Learning from patches by efficient spectral decomposition of a structured kernel

We present a kernel based method that learns from a small neighborhoods (patches) of multidimensional data points. This method is based on spectral decomposition of a large structured kernel accompanied by an out-of-sample extension method. In many cases, the performance of a spectral based learning mechanism is limited due to the use of a distance metric among the multidimensional data points in the kernel construction. Recently, different distance metrics have been proposed that are based on a spectral decomposition of an appropriate kernel prior to the application of learning mechanisms. The diffusion distance metric is a typical example where a distance metric is computed by incorporating the relation of a single measurement to the entire input dataset. A method, which is called patch-to-tensor embedding (PTE), generalizes the diffusion distance metric that incorporates matrix similarity relations into the kernel construction that replaces its scalar entries with matrices.

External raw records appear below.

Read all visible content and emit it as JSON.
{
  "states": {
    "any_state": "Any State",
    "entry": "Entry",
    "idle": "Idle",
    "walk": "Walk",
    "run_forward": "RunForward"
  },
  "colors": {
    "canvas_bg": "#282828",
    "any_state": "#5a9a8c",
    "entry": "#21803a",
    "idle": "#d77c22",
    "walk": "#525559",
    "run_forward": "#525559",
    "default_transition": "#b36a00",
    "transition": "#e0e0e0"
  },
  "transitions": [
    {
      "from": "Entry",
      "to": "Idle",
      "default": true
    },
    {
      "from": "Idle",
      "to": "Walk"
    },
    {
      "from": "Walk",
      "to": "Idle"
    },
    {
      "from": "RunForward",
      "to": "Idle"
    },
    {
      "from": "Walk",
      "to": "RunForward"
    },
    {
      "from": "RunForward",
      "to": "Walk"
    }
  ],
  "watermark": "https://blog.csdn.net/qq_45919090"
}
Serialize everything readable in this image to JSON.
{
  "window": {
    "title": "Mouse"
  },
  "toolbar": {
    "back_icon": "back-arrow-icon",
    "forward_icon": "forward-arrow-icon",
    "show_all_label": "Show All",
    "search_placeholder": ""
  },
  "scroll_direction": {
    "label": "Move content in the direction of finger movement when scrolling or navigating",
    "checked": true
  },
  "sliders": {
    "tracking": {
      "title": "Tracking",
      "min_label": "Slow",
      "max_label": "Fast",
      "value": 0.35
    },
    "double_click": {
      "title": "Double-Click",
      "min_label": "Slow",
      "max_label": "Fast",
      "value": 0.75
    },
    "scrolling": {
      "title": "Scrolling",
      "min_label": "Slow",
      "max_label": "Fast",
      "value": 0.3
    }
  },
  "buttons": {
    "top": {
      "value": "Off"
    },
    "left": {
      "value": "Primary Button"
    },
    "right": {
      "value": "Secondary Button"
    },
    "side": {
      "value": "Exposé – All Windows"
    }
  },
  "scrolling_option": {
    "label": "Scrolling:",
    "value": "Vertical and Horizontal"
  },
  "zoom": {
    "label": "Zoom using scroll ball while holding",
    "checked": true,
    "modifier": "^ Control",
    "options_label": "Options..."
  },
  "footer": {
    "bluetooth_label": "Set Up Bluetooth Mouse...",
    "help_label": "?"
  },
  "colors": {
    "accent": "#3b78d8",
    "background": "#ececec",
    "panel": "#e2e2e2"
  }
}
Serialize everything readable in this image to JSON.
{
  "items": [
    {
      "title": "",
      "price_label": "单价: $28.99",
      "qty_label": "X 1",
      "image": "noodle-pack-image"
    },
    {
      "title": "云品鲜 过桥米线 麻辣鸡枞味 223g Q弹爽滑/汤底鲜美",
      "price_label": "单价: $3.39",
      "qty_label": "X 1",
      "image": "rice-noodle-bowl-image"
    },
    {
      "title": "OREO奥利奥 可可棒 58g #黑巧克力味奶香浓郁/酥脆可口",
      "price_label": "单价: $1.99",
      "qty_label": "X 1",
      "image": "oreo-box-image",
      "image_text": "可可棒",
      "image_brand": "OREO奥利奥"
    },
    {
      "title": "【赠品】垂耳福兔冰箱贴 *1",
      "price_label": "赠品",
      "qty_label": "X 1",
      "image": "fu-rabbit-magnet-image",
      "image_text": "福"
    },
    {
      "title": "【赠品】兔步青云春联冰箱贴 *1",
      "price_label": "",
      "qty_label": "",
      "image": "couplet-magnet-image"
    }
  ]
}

The use of multidimensional similarities in PTE based spectral decomposition results in a bigger kernel that significantly increases its computational complexity. In this paper, we propose an efficient dictionary construction that approximates the oversized PTE kernel and its associated spectral decomposition. It is supplemented by providing an out-of-sample extension for vector fields. Furthermore, the approximation error is analyzed and the advantages of the proposed dictionary construction are demonstrated on several image processing tasks.